2sur5 Si les Scream sont plus films à suspense que films d'horreur, Scream 3 est plus pantalonnade que vecteur de stress. Dès le début, Craven explicite son intention d'apporter un point final à la ''légende'' Scream, formatée par les fans et l'opinion et qui venait de restaurer la mode de l'horreur à Hollywood, mais pas de la façon espérée. Le réalisateur poursuit donc sa route vers le méta-film total : le pitsch s'articule maintenant autour d'un tueur reproduisant le scénario de Stab 3, l'ultime opus adapté des événements de Woodsboro et actuellement en tournage. Craven étend sa démonstration en intégrant un film dans le film et mettant les personnages de Scream, tous devenus des héros de la scène médiatique ou culturelle hollywoodienne, face à leur double de fiction. Par ailleurs, il fait allusion, dans des échanges rapides, aux débats autour des dérives produites dans la réalité par de jeunes attardés ou déséquilibrés adeptes entre autres choses du cinéma horrifique et plus particulièrement des slashers.
A mesure que le film avance, Scream 3 apparaît comme une entreprise d'auto-sabordage ; la dernière demie-heure est jonchée d'apparitions ridicules de la part du tueur, de carnages poussifs et ratés dans tous les sens du terme. Les héroines féminines y sont transformées en scream-queens idiotes pour l'occasion : what a joke ! La farce ''(auto-)critique'' vire à l'excès et par conséquent, à la complaisance. Par exemple, le film est censé jouer de son absences de surprises ; mais à quoi bon, quel supplément d'âme pour un film prévisible pour de rire par rapport à un film prévisible sans le faire exprès ? Quelle est la valeur de ce dénigrement de l'industrie hollywoodienne, surtout si l'argument est ressassé pour justifier une démarche de copycat (parodique certes, mais copycat de toutes façons) ?

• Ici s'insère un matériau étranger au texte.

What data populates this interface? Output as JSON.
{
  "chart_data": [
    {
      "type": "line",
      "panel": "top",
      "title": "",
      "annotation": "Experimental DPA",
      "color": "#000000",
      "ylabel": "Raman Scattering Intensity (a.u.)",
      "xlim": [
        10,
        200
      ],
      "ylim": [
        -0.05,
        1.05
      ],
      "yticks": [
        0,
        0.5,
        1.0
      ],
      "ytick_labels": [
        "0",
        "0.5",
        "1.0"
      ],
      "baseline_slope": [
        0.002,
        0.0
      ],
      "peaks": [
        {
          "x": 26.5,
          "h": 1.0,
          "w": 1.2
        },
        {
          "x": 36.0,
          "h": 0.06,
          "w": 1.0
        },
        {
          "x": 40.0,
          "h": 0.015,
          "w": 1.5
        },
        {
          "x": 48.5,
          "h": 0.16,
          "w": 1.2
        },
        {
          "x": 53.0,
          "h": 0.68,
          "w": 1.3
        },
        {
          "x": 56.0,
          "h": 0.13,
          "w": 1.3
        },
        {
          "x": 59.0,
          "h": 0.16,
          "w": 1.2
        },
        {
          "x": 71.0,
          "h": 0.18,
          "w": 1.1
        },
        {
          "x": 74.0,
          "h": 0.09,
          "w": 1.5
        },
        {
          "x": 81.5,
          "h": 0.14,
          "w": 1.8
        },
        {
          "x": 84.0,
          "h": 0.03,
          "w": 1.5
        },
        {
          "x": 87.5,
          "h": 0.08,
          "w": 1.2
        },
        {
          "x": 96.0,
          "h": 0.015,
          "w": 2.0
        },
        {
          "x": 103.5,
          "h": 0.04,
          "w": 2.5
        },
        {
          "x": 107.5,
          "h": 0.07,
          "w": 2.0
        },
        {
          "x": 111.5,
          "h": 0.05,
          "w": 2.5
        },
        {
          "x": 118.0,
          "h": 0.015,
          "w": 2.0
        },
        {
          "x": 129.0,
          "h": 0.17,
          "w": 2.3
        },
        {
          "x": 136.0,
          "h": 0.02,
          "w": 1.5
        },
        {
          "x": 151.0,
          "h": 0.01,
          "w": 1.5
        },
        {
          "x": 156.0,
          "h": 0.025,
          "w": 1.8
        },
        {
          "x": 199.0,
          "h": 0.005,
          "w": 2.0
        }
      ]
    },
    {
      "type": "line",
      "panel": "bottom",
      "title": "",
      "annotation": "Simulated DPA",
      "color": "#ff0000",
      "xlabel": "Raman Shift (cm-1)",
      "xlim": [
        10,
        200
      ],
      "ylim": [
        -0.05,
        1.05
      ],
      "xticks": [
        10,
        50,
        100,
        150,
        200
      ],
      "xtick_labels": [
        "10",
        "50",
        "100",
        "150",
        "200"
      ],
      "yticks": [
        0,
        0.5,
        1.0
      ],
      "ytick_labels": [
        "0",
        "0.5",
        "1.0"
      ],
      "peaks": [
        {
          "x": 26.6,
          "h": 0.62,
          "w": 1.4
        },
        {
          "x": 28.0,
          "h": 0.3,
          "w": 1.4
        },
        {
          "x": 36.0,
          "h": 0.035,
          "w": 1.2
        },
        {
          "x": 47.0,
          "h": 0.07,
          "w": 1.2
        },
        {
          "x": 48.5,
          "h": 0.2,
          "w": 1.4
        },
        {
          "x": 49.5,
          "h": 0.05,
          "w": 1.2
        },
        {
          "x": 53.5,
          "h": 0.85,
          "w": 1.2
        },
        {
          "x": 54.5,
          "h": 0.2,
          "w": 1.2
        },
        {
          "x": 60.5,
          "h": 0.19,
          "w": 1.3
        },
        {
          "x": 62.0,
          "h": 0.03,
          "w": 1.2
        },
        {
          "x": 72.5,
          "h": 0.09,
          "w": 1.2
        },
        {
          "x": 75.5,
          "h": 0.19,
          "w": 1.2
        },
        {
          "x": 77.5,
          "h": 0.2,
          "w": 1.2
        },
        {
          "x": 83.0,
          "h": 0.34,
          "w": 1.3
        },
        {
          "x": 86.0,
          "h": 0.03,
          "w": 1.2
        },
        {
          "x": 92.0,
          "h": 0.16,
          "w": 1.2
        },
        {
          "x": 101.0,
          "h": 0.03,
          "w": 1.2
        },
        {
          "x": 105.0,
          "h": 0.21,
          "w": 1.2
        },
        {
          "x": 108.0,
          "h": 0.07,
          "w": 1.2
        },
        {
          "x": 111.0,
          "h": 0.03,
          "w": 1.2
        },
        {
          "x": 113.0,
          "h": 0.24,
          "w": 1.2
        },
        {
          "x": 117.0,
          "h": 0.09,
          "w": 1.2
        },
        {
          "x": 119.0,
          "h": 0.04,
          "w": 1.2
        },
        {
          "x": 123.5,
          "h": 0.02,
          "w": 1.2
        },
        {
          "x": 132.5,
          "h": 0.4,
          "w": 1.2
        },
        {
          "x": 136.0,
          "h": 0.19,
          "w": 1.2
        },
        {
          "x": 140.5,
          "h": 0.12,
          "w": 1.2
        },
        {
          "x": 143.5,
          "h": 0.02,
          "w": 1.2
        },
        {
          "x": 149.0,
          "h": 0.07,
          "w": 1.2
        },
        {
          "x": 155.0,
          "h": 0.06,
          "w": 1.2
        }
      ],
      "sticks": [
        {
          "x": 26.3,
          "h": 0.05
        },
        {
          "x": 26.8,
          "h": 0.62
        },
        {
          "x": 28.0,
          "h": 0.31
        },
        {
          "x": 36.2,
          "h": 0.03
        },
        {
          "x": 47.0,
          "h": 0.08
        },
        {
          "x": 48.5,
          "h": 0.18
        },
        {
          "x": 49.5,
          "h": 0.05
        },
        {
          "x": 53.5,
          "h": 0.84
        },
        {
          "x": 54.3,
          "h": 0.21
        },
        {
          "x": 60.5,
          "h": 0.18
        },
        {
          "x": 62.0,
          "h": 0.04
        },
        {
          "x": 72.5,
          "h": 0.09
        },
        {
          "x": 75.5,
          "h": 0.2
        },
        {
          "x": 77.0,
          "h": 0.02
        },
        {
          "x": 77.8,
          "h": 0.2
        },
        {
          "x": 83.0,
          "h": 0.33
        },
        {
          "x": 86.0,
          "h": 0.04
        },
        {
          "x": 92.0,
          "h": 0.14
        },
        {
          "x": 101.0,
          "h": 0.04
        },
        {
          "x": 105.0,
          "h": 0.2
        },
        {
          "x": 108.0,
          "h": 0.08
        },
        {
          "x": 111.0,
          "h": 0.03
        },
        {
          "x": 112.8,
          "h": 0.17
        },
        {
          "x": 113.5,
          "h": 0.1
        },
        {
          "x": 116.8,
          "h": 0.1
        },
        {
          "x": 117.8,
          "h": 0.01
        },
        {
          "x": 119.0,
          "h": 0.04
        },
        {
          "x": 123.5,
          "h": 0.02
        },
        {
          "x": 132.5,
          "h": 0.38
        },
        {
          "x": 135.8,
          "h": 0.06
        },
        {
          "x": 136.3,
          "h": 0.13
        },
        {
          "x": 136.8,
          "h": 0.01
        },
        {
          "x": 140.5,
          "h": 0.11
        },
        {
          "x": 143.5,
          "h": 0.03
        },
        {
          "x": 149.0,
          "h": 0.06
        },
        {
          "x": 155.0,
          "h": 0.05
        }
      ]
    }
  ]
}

Craven intègre des éléments ou gimmicks trop ostensiblement typiques des nanars du genre, comme les hallucinations grand-guignoles, ou le happy-end suspendu parfaitement bidon ; c'est peut-être du second degré, mais quel intérêt ? A ce point de cynisme, Scream perd de son efficacité en même temps que de cette fausse candeur qui rendait le spectacle si plaisant autrefois ; trop mûrs peut-être désormais, les procédés de la franchise Scream avancent vers la déchéance.
Au-delà de toutes les considérations très théoriques et théorisantes autour de ce Scream 3, il y a une évidence aux effets un peu plus frustrants encore : Scream 3 est un spectacle excessivement ordinaire. Alors que les deux premiers offraient une séquence d'ouverture à la fois hyper-réaliste, grand-guignolesque et stylisée au possible, pas d'introduction aussi formellement marquante cette fois-ci, sinon par l'annonce d'un tournant dans la distribution. Et puis, ce Scream 3, c'est l'opus du « plus de règles », quand le tueur suivait des commandements bien précis précédemment. Tout est permis, absolument tout le monde peut être coupable ou victime, même les protagonistes capitaux comme Sidney ou la journaliste. Pourquoi alors le film est-il relativement mou, pourquoi Craven est-il si timide ; anticipait-il déjà secrètement un nouvel épilogue ?
Même s'il réserve de bons moments (dont le message post-mortem d'un personnage des premiers volets), Scream 3 souffre de la désinvolture de Craven, posture délibérée mais laissant peu de place à l'investissement et à la nouveauté. Il y a peu de séquences fortes ou mémorables, le comique est las et l'ironie sursignifiante, le scénario est sans audace : en somme, Craven s'amuse à plus ou moins répéter ce qui a déjà été éprouvé, le traduisant dans une forme plus mainstream encore. On éprouve guère plus de tension ni de frissons ; juste, parfois, un vague plaisir qui tient aux retrouvailles avec les figures connues les plus croustillantes et dont les quelques progrès sentimentaux ou physiologiques raviront les spectateurs déjà rodés. C'est à double-tranchant : tout est si gonflé à bloc que lorsque la caractérisation atteint un point-limite, le résultat est caustique et agréablement surprenant (le cynisme de Gale Weathers est si poussé que lors d'une séance ou elle s'adresse à de jeunes journalistes, Craven se découvre des aptitudes à mettre en scène une ironie toute burtonienne, ce qui est pour le moins incongru de sa part).